Deborah Eisenberg is a master of her craft. I was amazed by how layered and intricate each story was, characters so complex and developed in such a short span of time.These stories achieve depth and meaning which many authors spend a whole novel to achieve, Cross Off and Move On & The Third Tower were two stand outs for me in this collection, both ones I'll be coming back to. A clear choice for the NYT Notable Books of 2018.

Liz

February 07, 2021

I love how she talks about aging and how she writes time

Jill

October 03, 2018

I'm usually not one for short stories. How many writers can put a mini-story - with characters and plots - into the 50 or so pages most short stories run? But Deborah Eisenberg has written six mini-stories that are incredibly readable in her new book, "Your Duck is My Duck". I didn't like all six of the stories; I thought "The Third Tower" was a bit too science-fictiony for my taste.
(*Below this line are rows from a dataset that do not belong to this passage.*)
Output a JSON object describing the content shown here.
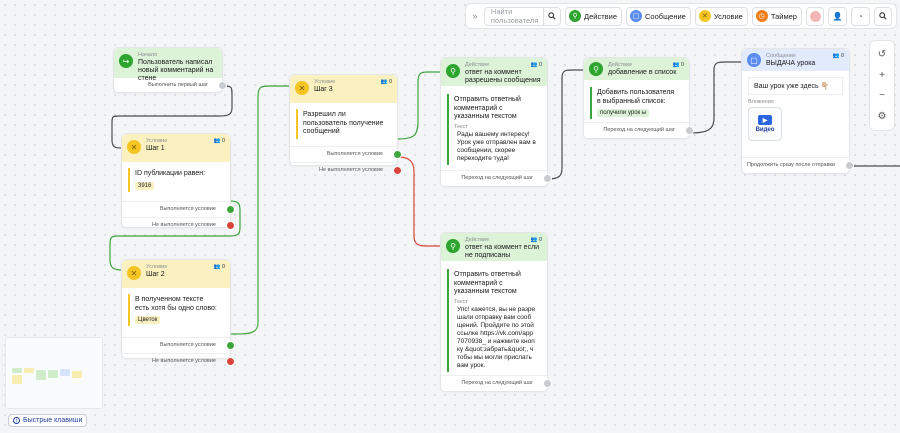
{
  "toolbar": {
    "search_placeholder": "Найти пользователя",
    "action_label": "Действие",
    "message_label": "Сообщение",
    "condition_label": "Условие",
    "timer_label": "Таймер"
  },
  "colors": {
    "action": "#2ea52e",
    "condition": "#f5c623",
    "message": "#5b8def",
    "timer": "#f07d1a",
    "yes": "#3da53d",
    "no": "#d9443a"
  },
  "shortcuts_label": "Быстрые клавиши",
  "nodes": {
    "start": {
      "type": "Начало",
      "title": "Пользователь написал новый комментарий на стене",
      "out": "Выполнить первый шаг"
    },
    "step1": {
      "type": "Условие",
      "title": "Шаг 1",
      "count": "0",
      "block": "ID публикации равен:",
      "tag": "3916",
      "yes": "Выполняется условие",
      "no": "Не выполняется условие"
    },
    "step2": {
      "type": "Условие",
      "title": "Шаг 2",
      "count": "0",
      "block": "В полученном тексте есть хотя бы одно слово:",
      "tag": "Цветок",
      "yes": "Выполняется условие",
      "no": "Не выполняется условие"
    },
    "step3": {
      "type": "Условие",
      "title": "Шаг 3",
      "count": "0",
      "block": "Разрешил ли пользователь получение сообщений",
      "yes": "Выполняется условие",
      "no": "Не выполняется условие"
    },
    "act1": {
      "type": "Действие",
      "title": "ответ на коммент разрешены сообщения",
      "count": "0",
      "block": "Отправить ответный комментарий с указанным текстом",
      "sub": "Текст",
      "text": "Рады вашему интересу! Урок уже отправлен вам в сообщении, скорее переходите туда!",
      "out": "Переход на следующий шаг"
    },
    "act2": {
      "type": "Действие",
      "title": "добавление в список",
      "count": "0",
      "block": "Добавить пользователя в выбранный список:",
      "tag": "получили урок ы",
      "out": "Переход на следующий шаг"
    },
    "act3": {
      "type": "Действие",
      "title": "ответ на коммент если не подписаны",
      "count": "0",
      "block": "Отправить ответный комментарий с указанным текстом",
      "sub": "Текст",
      "text": "Упс! кажется, вы не разрешали отправку вам сообщений. Пройдите по этой ссылке https://vk.com/app7070938_ и нажмите кнопку &quot;забрать&quot;, чтобы мы могли прислать вам урок.",
      "out": "Переход на следующий шаг"
    },
    "msg1": {
      "type": "Сообщение",
      "title": "ВЫДАЧА урока",
      "count": "0",
      "message": "Ваш урок уже здесь 👇🏼",
      "attach_label": "Вложения",
      "video_label": "Видео",
      "out": "Продолжить сразу после отправки"
    }
  }
}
But the others, and most particularly "Recalculating", were tiny gems which were like snapshots into the characters' lives. In "Recalculating", Adam a young man raised on an Iowan farm, discovers an uncle he had never known while going through family pictures. Philip had left the farm early and had moved "away", returning only once. A few years pass and Adam is out of college and beginning his own journey away from Iowa. He hears about his now-famous uncle's death in London and decides to go to his memorial service. The time is the 1980's and Philip's family back home had been told he had died of "pneumonia". Adam's trip to London enmeshes him in Philip's world - a world he finds to his liking. The characters in "Recalculating" are brilliantly drawn; spare but full of life.The other five stories are as well written as "Recalulating". I'm going to look for Eisenberg's backlist.

Mariana

October 24, 2020

El libro de cuentos de la escritora estadounidense Deborah Eisenberg (que también es actriz) trabaja de modo conceptual a lo largo de todas sus historias explorando el desfasaje que separa irremediablemente las palabras de los hechos. Para esto se vale de varias voces que construyen cada cuento como una suerte de prisma de varias caras irregulares que delinean el objeto complejo que narran. Trabaja el lenguaje con la premisa wittgensteiniana de que no todo puede ser dicho y se propone realizar un nuevo juego del lenguaje alejando los cuentos del formato tradicional. Libro increíble, no se lo pierdan.

Helen

April 20, 2020

Some really moving stories in this collection - a wee bit of of Mary Robison flavour but maximalised? I liked the passage of time.

Debasmita

July 24, 2021

I don't know what to make of this book to review it. But I absolutely loved it. It's definitely an excellently written book and Eisenberg is the kind of author who has a strongly independent and characteristic voice. But sometimes (a lot, actually) it crosses over to the difficult territory.The stories, especially if you're just beginning to read them, can feel arduous and make little sense. But once you settle in, you see the rhyme and rhythm of the book and the shorts start to grow on you. The stories don't rely on a last page twist or some big grand moral lesson, but give a beautiful insight about how humans are, and can perceive other humans to be. The stories are about a lot of things and it's on the viewer to decide what we want them to be. There is one about a lonely artist caught in high society, one about a dead Hollywood star's memories being revisited by her daughter, and one that could qualify as a classic coming-of-age. In fact, the entire book could pass off as coming-of-age.E.g., one story, The Third Tower, explores a young girl with hyperassociative disorder. She is bursting with words, imagination, her mind often skipping several steps in the thought process. Her well-meaning but glory-hunting doctor may go by the book, try to make her 'regular' and like everyone else. But the gentle exploration of what the doctor sees as an issue and what the girl sees as a hyperactive imagination, is how the author gives the book its form.Tl;dr - I loved it. It's a difficult read, but I adore an author with a distinct voice.